Wow! It's been awhile since I've written in here. It's not for lack of subject matter that I have chosen not to write--it's more lack of time. And I always wonder why is it that everything seems to happen all at once?

Last week was somewhat of a hell week for me, I'm afraid. I've been doing a major project for my freelancing client that has taken up oodles of my time. It has a fairly tight deadline and I agreed to do it even though I knew it would stress me out. It wouldn't have been quite so bad if that was the only thing, but I also had a lot of company last week, some of which I hadn't planned on. Mind you, all of my company was very much welcome, but it was just hard when I had this project hanging over my head. I felt I didn't enjoy seeing my family as much as I would have ordinarily because I knew I needed to get this project done.

But I have forged bravely ahead and the end of the project is in sight. It's going to take much of my strength to put my nose to the grindstone for the next few days, but I have no fear that I'll be able to ride it out. :) I haven't figured out what my reward will be for finishing it, but I'll think of something good I'm sure. And I can't wait to leave the Social Siberia this project has placed me in! Soon I'll be free!

Tonight I was a little bit between editing so I ended up with some free time (gasp!) and even though it's what I've wanted, it felt weird to me. This could've been because I knew more work would arrive shortly, but the reprieve was nice. I'm feeling refreshed and anxious all at the same time. Why do I have to be so complicated and feel so many things at once?!

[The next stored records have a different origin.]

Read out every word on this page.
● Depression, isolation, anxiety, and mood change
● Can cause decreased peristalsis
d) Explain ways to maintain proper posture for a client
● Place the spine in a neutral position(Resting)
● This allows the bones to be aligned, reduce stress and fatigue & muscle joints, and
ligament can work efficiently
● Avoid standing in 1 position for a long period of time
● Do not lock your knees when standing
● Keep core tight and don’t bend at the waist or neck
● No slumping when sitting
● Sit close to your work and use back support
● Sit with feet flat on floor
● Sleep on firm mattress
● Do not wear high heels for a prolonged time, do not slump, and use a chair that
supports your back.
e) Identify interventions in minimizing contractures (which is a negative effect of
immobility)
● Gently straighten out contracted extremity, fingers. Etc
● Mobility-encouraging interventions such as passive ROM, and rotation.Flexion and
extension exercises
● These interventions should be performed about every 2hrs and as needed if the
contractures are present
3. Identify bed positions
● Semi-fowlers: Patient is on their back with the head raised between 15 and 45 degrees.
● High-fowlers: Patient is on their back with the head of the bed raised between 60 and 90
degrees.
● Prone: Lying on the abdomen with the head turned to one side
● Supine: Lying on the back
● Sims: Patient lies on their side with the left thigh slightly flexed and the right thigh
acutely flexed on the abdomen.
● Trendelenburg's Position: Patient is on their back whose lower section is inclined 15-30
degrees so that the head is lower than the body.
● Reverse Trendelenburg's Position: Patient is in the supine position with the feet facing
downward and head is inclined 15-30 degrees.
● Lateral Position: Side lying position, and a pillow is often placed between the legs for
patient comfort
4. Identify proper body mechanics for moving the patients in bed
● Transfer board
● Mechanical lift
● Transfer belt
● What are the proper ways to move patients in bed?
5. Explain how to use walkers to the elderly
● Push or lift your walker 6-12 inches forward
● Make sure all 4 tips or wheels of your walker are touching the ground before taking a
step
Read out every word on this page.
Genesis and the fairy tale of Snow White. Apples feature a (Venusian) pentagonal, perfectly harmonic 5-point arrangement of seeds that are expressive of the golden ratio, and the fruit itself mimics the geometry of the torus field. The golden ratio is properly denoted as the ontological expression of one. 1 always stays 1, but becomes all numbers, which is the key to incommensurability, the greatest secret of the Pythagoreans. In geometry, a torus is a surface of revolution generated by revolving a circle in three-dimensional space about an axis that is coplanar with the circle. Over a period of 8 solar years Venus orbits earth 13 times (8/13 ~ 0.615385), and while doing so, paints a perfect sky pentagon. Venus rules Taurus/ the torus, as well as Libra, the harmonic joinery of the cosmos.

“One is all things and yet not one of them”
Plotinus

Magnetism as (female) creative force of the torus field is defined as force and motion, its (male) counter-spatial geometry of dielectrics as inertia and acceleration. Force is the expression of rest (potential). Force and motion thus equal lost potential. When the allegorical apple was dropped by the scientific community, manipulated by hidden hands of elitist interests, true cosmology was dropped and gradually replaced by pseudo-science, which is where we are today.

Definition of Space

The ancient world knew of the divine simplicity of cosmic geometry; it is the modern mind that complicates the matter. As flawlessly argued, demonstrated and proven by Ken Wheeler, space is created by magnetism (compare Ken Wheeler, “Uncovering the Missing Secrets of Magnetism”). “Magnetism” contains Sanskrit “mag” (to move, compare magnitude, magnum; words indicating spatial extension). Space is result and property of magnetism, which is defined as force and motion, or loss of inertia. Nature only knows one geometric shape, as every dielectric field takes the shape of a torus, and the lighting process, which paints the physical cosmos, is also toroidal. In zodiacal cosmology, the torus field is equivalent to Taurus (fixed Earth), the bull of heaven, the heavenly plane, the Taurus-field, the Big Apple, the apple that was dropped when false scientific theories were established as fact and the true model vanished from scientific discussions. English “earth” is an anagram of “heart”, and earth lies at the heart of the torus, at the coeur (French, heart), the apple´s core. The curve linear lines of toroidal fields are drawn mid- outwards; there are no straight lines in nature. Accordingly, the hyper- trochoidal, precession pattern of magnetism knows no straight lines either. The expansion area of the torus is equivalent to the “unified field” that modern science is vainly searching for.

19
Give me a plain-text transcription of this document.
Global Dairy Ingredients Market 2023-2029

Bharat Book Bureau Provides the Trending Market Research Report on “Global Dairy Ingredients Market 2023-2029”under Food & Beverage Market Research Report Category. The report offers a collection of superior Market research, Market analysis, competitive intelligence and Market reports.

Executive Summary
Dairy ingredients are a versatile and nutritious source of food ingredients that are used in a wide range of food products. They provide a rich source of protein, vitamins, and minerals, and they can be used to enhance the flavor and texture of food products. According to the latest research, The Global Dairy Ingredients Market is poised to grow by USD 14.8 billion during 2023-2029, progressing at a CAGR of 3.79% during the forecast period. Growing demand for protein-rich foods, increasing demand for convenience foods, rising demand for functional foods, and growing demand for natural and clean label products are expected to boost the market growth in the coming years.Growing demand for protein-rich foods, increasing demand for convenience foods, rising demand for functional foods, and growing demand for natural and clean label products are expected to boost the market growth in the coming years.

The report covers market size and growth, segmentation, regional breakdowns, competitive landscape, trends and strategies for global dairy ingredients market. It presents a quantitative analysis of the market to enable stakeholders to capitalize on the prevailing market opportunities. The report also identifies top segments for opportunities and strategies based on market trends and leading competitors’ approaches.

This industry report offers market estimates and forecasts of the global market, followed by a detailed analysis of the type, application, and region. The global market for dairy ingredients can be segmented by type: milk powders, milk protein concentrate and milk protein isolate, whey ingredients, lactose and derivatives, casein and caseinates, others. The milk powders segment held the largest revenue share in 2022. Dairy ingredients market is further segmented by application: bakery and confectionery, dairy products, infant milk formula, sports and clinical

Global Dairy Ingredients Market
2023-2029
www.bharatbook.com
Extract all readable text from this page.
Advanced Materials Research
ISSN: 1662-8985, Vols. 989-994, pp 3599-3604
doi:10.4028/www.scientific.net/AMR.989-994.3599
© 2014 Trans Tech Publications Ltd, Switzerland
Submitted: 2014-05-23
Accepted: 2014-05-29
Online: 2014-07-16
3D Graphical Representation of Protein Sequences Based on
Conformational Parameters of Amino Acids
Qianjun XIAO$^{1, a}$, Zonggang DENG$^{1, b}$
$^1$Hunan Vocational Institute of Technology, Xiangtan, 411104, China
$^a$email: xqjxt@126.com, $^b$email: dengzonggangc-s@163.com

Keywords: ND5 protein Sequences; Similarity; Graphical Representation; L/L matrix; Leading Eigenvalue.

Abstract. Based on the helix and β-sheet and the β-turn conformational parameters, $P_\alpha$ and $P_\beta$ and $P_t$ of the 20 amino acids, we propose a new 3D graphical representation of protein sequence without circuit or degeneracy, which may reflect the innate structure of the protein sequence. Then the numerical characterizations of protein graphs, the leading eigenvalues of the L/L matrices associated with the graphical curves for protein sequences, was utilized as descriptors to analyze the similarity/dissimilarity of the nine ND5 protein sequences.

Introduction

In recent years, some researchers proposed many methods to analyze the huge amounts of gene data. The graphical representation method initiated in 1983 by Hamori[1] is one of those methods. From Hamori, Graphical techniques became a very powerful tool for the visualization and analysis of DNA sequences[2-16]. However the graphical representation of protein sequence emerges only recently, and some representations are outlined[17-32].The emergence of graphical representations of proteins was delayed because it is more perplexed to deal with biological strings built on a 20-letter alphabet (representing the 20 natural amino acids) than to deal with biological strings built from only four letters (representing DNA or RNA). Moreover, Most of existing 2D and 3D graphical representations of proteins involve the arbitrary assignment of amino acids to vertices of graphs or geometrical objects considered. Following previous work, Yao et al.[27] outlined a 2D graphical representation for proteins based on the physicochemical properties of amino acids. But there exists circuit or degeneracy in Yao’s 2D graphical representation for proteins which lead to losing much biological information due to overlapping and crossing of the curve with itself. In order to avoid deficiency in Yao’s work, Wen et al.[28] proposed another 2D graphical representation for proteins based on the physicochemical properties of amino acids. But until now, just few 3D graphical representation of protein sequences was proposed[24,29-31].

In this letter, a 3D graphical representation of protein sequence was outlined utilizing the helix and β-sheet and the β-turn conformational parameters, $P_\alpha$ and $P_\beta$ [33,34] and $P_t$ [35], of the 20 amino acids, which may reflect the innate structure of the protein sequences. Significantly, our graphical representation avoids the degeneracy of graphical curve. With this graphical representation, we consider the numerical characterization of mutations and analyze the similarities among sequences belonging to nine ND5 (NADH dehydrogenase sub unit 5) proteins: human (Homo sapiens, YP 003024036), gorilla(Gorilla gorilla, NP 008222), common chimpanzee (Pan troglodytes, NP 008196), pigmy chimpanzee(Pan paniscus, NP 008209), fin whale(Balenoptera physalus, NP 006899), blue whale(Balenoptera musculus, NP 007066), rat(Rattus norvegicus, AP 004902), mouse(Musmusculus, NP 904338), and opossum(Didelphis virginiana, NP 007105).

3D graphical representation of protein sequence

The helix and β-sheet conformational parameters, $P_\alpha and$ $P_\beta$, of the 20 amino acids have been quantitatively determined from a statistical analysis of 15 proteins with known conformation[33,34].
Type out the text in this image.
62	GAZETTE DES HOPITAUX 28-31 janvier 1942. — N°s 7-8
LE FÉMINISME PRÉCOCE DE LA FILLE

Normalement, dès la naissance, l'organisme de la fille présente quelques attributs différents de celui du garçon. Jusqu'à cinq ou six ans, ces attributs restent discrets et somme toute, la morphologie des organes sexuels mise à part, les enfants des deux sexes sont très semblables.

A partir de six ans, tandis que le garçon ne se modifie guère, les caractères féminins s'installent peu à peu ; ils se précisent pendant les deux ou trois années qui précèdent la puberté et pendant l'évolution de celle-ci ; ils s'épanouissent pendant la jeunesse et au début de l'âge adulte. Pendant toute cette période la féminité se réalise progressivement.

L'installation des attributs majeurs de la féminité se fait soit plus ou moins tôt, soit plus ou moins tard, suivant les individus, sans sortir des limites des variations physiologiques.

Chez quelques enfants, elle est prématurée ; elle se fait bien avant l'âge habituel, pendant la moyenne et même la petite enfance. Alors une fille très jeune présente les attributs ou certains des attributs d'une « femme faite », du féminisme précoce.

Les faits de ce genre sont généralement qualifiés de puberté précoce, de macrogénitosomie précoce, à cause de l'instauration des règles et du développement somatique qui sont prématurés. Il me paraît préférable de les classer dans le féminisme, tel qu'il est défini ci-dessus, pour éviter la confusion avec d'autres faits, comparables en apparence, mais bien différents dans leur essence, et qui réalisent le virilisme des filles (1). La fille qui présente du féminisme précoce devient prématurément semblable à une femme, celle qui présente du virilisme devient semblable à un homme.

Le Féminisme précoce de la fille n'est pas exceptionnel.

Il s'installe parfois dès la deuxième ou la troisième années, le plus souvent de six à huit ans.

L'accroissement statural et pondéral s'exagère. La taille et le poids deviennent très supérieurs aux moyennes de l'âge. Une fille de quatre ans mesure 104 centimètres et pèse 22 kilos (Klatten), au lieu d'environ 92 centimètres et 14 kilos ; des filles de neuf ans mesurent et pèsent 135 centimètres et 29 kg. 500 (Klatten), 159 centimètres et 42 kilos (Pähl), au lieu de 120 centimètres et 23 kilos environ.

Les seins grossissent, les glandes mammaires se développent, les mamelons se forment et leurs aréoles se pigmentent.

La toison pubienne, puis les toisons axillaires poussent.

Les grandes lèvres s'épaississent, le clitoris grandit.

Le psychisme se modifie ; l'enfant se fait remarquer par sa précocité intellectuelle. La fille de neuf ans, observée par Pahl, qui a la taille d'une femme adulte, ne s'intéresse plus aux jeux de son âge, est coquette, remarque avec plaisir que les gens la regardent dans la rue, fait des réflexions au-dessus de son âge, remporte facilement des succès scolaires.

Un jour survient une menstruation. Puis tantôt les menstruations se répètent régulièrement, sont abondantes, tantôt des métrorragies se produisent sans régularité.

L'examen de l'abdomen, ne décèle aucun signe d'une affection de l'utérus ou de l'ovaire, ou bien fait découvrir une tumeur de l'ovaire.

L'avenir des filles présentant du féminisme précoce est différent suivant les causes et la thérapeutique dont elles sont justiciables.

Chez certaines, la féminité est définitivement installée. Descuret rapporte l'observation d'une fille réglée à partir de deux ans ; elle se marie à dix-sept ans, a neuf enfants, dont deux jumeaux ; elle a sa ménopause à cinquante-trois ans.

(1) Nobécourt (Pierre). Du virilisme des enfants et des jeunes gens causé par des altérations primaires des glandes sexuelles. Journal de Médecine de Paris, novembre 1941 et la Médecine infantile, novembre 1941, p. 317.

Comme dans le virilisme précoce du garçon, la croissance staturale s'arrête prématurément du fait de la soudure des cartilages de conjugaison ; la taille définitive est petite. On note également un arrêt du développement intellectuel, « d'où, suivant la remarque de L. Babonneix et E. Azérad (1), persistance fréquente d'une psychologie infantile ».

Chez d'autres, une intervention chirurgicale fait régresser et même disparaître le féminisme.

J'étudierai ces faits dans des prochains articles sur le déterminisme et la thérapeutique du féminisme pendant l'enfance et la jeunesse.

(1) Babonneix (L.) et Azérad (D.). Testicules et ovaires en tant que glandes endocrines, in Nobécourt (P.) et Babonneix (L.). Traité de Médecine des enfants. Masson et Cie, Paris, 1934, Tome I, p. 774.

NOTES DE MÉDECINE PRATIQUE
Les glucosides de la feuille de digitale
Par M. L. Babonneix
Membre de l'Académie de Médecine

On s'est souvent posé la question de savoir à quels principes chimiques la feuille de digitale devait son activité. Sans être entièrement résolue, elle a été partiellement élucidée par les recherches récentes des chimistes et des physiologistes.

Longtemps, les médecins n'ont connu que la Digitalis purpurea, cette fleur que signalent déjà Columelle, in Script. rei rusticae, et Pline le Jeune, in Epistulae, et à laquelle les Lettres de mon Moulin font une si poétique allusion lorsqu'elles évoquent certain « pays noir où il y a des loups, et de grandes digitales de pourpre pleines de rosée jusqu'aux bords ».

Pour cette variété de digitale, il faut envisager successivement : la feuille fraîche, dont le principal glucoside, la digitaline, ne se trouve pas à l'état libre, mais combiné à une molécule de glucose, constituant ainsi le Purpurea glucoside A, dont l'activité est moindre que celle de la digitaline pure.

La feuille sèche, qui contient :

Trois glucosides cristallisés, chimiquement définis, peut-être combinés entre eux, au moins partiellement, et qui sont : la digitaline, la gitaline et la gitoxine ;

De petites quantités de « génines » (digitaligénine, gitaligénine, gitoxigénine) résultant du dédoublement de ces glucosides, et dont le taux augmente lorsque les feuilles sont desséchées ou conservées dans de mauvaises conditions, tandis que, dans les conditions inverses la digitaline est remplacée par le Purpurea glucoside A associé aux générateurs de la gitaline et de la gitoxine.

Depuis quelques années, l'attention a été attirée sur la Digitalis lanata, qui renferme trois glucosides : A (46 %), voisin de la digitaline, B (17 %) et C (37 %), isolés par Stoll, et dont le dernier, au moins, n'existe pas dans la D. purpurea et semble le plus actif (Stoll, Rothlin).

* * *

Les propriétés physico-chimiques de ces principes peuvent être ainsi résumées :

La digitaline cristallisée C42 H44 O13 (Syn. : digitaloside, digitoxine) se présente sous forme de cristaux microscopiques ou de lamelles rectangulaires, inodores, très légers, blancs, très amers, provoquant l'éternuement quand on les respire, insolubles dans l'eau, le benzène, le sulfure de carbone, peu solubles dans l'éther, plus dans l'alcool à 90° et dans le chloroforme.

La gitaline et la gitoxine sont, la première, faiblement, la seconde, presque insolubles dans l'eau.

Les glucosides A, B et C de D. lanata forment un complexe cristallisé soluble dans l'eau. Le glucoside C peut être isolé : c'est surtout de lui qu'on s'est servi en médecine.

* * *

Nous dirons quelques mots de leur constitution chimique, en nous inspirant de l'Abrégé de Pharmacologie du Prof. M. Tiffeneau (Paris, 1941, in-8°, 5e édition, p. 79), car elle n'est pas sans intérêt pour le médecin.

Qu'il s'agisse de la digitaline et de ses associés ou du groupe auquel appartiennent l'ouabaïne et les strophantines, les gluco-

Anyway, the purpose of this entry is not to whine about my busyness (and, yes, I might've just made that word up) but to talk about the fact that I feel like I'm in limbo land. I'm feeling like something is missing, but I'm just not sure what. Thanks to an important session in the temple with my parents last Friday, I'm feeling like I have something concrete to work toward, but I'm still figuring out how to get there. This goal is something that is definitely going to stretch me, which is why it'll take so much preparation, but if I'm supposed to do it, as I felt strongly that I am, the way will be opened for me as long as I do my part.

Despite feeling somewhat lost and in limbo, I'm also hopeful that everything is going to be okay. Along with faith, hope is a strong emotion that can carry us through almost anything. This I have discovered many times over, especially in the last year and a half. My exile to Social Siberia (or editing prison as the case may be) will soon be over and my evenings will once again be mine. Yay! That's a happy thought!